Initialement, nous avions prévu de ne pas descendre à San Pedro pour ne pas avoir à remonter la côte de 2000m en 40km pour rejoindre le nord-ouest de l’Argentine, qui semble être une région magnifique où désert et puna alternent avec forêts tropicales et vignobles. Mais maintenant que nous avons gouté à la douceur, remonter en altitude, nous infliger à nouveau le vent, les nuits glaciales, les routes de terre défoncées nous attire beaucoup moins… À l’inverse, le sud du Chili, ses forêts et l’océan Pacifique nous appellent. Alors que les autres se motivent pour passer du côté argentin, nous décidons avec Ben de prendre un bus pour Santiago, 40h de route plus au sud, pour avoir le temps de ne pas nous hâter. Nous reviendrons pour explorer la puna un jour, plus tard, peut-être.

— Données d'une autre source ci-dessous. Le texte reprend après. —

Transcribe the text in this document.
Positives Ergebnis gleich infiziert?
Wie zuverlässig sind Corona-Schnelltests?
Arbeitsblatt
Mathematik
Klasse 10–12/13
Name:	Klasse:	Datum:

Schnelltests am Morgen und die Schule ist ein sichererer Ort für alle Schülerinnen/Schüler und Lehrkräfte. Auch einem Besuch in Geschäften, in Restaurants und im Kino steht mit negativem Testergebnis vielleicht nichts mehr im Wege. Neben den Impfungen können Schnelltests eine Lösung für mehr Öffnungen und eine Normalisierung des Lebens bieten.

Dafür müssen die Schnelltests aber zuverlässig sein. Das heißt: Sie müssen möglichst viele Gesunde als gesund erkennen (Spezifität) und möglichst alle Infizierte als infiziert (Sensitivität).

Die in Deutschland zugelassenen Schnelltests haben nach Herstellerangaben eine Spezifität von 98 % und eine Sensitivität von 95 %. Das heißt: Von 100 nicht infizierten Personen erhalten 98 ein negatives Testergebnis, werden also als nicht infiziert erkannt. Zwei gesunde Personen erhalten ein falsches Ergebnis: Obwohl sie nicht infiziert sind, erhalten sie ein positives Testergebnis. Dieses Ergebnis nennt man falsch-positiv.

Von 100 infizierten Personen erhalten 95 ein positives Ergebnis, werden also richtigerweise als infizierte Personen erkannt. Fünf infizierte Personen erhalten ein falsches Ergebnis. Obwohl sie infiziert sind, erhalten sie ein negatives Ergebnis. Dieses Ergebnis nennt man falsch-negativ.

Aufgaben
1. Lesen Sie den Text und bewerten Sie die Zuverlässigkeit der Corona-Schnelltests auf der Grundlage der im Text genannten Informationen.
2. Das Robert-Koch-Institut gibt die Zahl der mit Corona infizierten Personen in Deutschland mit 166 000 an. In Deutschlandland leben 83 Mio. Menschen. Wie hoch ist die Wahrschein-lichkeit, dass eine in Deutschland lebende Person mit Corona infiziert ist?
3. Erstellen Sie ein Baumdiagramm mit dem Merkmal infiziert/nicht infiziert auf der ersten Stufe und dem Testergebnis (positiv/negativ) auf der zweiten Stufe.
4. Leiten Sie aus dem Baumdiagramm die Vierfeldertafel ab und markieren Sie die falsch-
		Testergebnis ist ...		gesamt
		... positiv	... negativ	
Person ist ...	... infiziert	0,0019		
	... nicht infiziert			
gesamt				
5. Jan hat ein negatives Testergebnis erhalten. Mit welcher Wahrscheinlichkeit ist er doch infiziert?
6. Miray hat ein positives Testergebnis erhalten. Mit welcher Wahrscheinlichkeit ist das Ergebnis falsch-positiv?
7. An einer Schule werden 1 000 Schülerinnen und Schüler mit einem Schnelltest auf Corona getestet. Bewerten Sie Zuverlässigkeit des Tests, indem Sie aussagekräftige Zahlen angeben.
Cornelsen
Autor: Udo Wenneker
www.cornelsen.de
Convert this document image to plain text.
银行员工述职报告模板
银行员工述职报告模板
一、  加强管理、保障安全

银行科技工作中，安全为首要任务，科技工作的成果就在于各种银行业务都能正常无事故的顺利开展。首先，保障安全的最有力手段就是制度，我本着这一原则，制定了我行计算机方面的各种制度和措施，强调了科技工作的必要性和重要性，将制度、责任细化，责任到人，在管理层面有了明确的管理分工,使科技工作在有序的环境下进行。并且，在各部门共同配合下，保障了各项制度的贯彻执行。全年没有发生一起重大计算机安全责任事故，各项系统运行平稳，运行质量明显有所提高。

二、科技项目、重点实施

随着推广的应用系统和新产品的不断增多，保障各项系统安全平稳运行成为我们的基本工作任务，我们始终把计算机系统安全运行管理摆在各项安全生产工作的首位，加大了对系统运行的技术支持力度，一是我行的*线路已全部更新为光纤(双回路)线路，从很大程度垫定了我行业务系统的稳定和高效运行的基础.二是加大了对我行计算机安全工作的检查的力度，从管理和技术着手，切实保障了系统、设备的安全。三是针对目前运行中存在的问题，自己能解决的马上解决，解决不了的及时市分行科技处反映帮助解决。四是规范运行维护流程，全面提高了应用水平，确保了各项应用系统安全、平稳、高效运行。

La route des Lagunes est probablement l’expérience la plus rude et intense que j’ai eu l’occasion de vivre à vélo. Je n’aime pas utiliser le mot « hostile » pour qualifier un environnement, car ce mot implique une volonté de nuisance, l’expression d’une aggressivité. Un environnement n’est jamais hostile, c’est juste nous qui n’y sommes pas adaptés. Pourtant sur cette route (ainsi que dans certains endroits au Pérou et à nouveau plus tard en Patagonie), j’ai vraiment senti plus intensément que jamais la puissance du milieu, la force des éléments et le véritable combat qu’implique la vie humaine ici.